REPUBLIKA.CO.ID, JAKARTA -- Direktur Eksekutif Center for Strategic on Islamic and International Studies (CSIIS), Sholeh Basyari, meminta Hakim Konstitusi Arsul Sani, tidak melakukan tindakan mempengaruhi Hakim Mahkamah Konstitusi (MK) yang akan mengadili gugatan Perselisihan Hasil Pemilihan Umum (PHPU) yang diajukan Partai Persatuan Pembangunan (PPP). Arsul diketahui sebelum menjadi Hakim MK merupakan politikus PPP.
“Memang Arsul Sani tidak akan ikut dalam sidah gugatan PPP karena memiliki relasi dengan penggugat. Tapi posisinya sebagai orang dalam tentu memiliki akses juga,” jata Sholeh, Senin (15/4/2024).

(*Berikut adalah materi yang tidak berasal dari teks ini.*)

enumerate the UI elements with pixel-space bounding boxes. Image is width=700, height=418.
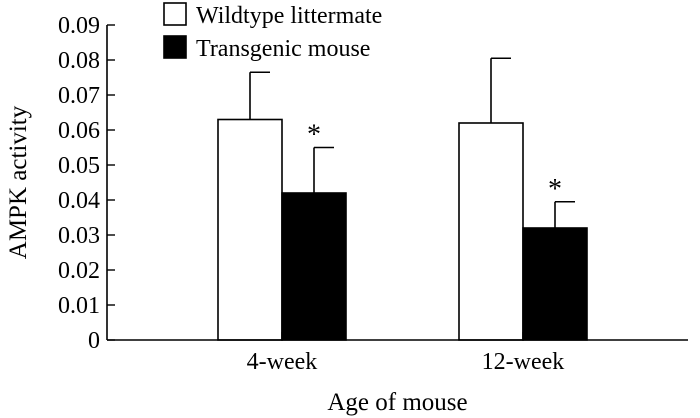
axes [106,25,688,341]
legend-label-wildtype: Wildtype littermate [196,3,382,29]
y-tick-label: 0.05 [58,153,100,179]
y-axis-title: AMPK activity [5,105,32,259]
bar-wildtype-12-week [458,122,524,341]
bar-transgenic-12-week [522,227,588,341]
y-tick-label: 0.01 [58,293,100,319]
bar-transgenic-4-week [281,192,347,341]
x-axis-ticks: 4-week 12-week [247,332,565,375]
bars-group [217,118,588,341]
y-tick-label: 0.03 [58,223,100,249]
error-bars-group [249,57,575,228]
axis-titles: Age of mouse AMPK activity [5,105,468,416]
y-tick-label: 0.07 [58,83,100,109]
legend-swatch-wildtype [163,2,187,26]
y-tick-label: 0.06 [58,118,100,144]
x-axis-title: Age of mouse [327,389,467,416]
y-tick-label: 0.09 [58,13,100,39]
y-tick-label: 0.08 [58,48,100,74]
bar-wildtype-4-week [217,118,283,341]
significance-asterisk: * [307,120,321,151]
legend-label-transgenic: Transgenic mouse [196,36,370,62]
legend-swatch-transgenic [163,35,187,59]
y-axis-ticks: 0 0.01 0.02 0.03 0.04 0.05 0.06 0.07 0.08 0.09 [58,13,115,354]
y-tick-label: 0 [88,328,100,354]
significance-asterisk: * [548,174,562,205]
y-tick-label: 0.04 [58,188,100,214]
x-tick-label: 4-week [247,349,318,375]
x-tick-label: 12-week [482,349,565,375]
y-tick-label: 0.02 [58,258,100,284]
significance-markers: ** [307,120,562,205]
legend: Wildtype littermate Transgenic mouse [163,2,382,62]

Selain itu, Sholeh juga menyarankan PPP tidak menggantungkan nasib mereka ke Arsul Sani. Sebagai partai yang turut membesarkan karir politik Sani. Hendaknya mendukung Arsul untuk menjaga integritas sebagai Hakim Konstitusi.
Menurut Sholeh, PPP sebaiknya fokus dan percaya diri supaya gugatan yang mereka ajukan masuk akal dan membuktikan ada kecurangan sehingga kans mereka mempertahankan kursi parlemen DPR RI terbuka.
“Saya meyakini para hakim MK termasuk pak Arsul Sani memiliki integritas. Jangan sampai PPP menggantungkan nasib dari pertolongan Arsul Sani,” ujar Sholeh.
PPP sendiri saat ini tengah berjuang mempertahankan kursinya di DPR untuk periode 2024-2029. Karena menurut rekapitulasi Komisi Pemilihan Umum (KPU), PPP tidak lolos lantaran gagal memenuhi ambang batas parlemen 4 persen.
PPP hanya mendapat 5.878.777 suara atau 3,87 persen. PPP masih berpeluang lolos ke Senayan seandainya gugatan Perselisihan Hasil Pemilihan Umum (PHPU) yang mereka ajukan ke Mahkamah Konstitusi (MK) dikabulkan.
Lalu salah satu hakim MK, Arsul Sani merupakan mantan politikus PPP. Arsul aktif menjadi politikus partai berlambang Ka’bah itu sejak 2013-2024. Ia duduk menjadi Anggota DPR RI sejak tahun 2014 sampai 2024. Sebelum bergabung ke PPP, Arsul juga diketahui menjadi kader Partai Keadilan Sejahtera (PKS) sejak 2008 sampai 2013.